- Born: Ralph William James Rimmer October 1965 (age 60) Cumbria, England
- Education: Ulverstone Victoria High School
- Alma mater: University of Liverpool
- Occupation: Executive Chairman of Huddersfield Giants
- Known for: Former CEO of the RFL

= Ralph Rimmer =

British rugby league administrator

Ralph William James Rimmer is a rugby league administrator who is currently executive chairman of Huddersfield Giants and who was the chief executive officer of the Rugby Football League from 2018 to 2022. He was appointed the full-time chief executive after a period of being the interim CEO. He held the post of chief operating officer for the RFL before being appointed CEO. He was appointed to the role of COO in 2010. In December 2025, he was announced as a member of the Huddersfield Giants board as Director for change, becoming chairman following Ken Davy's resignation in July 2026 .

==Administration==

===Sheffield-Huddersfield===
Rimmers first sports administrative role was in 1997 when he was appointed chief executive of Sheffield Eagles during the early days of the Super League.
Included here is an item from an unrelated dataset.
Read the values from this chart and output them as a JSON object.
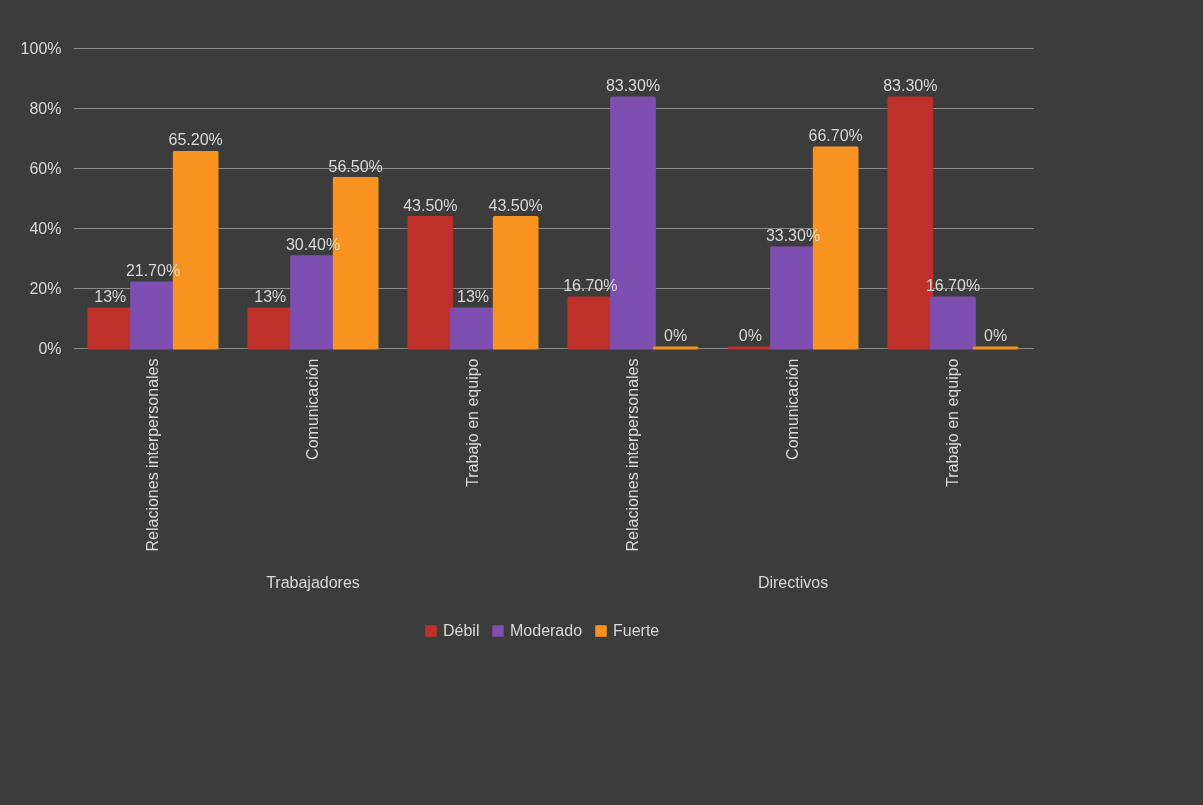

He enjoyed success with the club winning the Challenge Cup Final in 1998, however as financial pressures developed he then became one of the key players in the 1999 merger with Huddersfield Giants. After the merge Rimmer subsequently became chief executive of the new club and held that position until 2004, when he was succeeded by the incumbent, Richard Thewlis.

During this time until 2002 Rimmer took the part time position of managing the Ireland rugby league team as they appeared at the 2000 World Cup.

===Stadium management and Huddersfield Town===
After leaving the Giants in 2004 Rimmer was appointed managing director of the Kirklees Stadium whilst also a member of the board of Huddersfield Town AFC. Rimmer spent six years as managing director of the stadium until he took up a post at the Rugby Football League.

===Rugby Football League===
Rimmer was appointed chief operations officer of the RFL in 2010 and was promoted to chief executive officer in 2018 following the departure of his predecessor Nigel Wood. Rimmer announced he would leave the RFL at the end of 2022.

Rimmer was appointed Officer of the Order of the British Empire (OBE) in the 2024 New Year Honours for services to rugby league football.

===Independent rugby union advisor===
In June 2023 Rimmer was appointed as an independent advisor by the Department for Culture, Media and Sport to work with the Rugby Football Union and Premiership Rugby and assist in stabilising the professional future of English rugby union.
===Huddersfield Giants===
Following a 3 month review of the club and ways to drive it forward, Rimmer was invited to join the Giants board as "director for change" in December 2025. In July 2026, Rimmer was announced as Huddersfield's executive chairman following the resignation of long standing chairman Ken Davy.
==Controversy==
===Academy debacle===
In May 2021 under Rimmers leadership of the RFL, the governing body stripped four Super League clubs, Castleford, Hull KR, Leigh and Salford as well as Championship club Bradford of elite academy status. The announcement was met with outrage and Rimmer was forced to reverse the decision after an interview with Sky Sports and backlash from the rest of the sport.

===Racism allegations===
Rimmer faced an allegation of racism following a throw away comment made at an RFL awards evening and an independent enquiry was subsequently set-up to deal with the issue, which concluded that there was no case to answer . He had been discussing Fijis World Cup preparations In September 2022 at the RFL annual awards night at Headingley, Rimmer was discussing Fiji's World Cup preparations ahead of a warm up game with England during a speech and said: "Fiji have already arrived. We don’t think anybody has been arrested yet, do we? No, we’re all right, so we are going pretty well then".